As life in China returns to normal after the pandemic, hawkers are hitting the streets. They look to at least supplement their income amid an uneven economic recovery in which jobs and wage growth has been sluggish.
For decades, street stalls and hawkers - common elsewhere in Asia - have been banned or tightly regulated in many Chinese cities, with authorities seeing them as unsightly.
There are signs, however, that local governments are giving hawkers more leeway, a trend expected to continue.
Zibo in eastern China became a media sensation this month after a rush of tourists visiting street food stalls forced authorities to issue warnings about overcrowding.
The tech hub of Shenzhen, which banned hawking in 1999, will ease restrictions on street stalls from September. Shanghai is seeking public opinion on revising hawker regulations and in April said it had set up 74 spots for vendors.

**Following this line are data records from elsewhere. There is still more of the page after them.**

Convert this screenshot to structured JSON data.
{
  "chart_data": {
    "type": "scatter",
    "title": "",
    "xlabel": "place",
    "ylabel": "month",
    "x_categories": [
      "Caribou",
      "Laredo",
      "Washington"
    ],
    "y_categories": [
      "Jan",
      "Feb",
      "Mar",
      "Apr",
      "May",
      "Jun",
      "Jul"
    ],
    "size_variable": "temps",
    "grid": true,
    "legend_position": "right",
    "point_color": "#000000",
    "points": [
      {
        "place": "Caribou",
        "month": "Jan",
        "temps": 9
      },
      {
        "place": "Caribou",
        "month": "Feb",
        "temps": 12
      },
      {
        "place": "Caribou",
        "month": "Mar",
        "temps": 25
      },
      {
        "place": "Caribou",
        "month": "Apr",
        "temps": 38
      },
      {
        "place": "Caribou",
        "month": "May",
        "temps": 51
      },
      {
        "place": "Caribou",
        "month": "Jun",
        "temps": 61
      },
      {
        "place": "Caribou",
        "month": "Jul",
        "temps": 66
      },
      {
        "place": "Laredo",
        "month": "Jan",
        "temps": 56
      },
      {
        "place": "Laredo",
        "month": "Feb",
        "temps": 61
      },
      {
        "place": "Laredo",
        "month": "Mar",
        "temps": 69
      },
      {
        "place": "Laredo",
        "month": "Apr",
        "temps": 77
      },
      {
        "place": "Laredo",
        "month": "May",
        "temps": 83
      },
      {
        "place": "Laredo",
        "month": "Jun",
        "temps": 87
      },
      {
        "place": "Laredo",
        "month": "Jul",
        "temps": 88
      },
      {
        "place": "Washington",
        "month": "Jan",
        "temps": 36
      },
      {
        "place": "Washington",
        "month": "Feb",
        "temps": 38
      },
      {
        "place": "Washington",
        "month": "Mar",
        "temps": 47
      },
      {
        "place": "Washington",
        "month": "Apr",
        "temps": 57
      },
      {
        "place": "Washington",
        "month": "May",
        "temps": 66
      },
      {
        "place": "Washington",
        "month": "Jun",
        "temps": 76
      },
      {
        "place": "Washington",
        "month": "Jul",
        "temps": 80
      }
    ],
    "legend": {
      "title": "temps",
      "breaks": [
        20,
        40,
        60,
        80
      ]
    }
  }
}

Lanzhou in the northwest said this month it would designate areas for street stalls as it sought to encourage innovation and entrepreneurship.
"It's natural for some local governments to trial street vending as they are facing great pressure in stabilising local economies and the job market," said Bruce Pang, chief economist at Jones Lang Lasalle (NYSE:JLL).
Household income grew 3.8% year-on-year in the first quarter, lagging broader economic growth. The job market remains sluggish with youth unemployment at a record high.
Economic pressure is forcing hawkers to risk fines or having their products confiscated.
Wang Xuexue, 28, who sells flowers off her scooter in Shanghai, prefers to hawk her goods away from designated areas, which she says are out-of-the-way and charge fees.
"Of course authorities try to catch us. Otherwise we wouldn't run so fast," said Wang Xuexue, who worked in a flower shop until recently.
Even in Beijing, which President Xi Jinping said should remain above all a "political centre" without a street economy, hawkers were seen at tourist spots.
Lu Wei, a pen seller, had his own store before the pandemic but cancelled the lease in 2020 as sales dropped and he could no longer afford rent. He now touts his 30-yuan pens along Beijing's Houhai lake, although business is slow.
"People have no money in their pockets. Even if they do, they don't want to spend it," Lu said.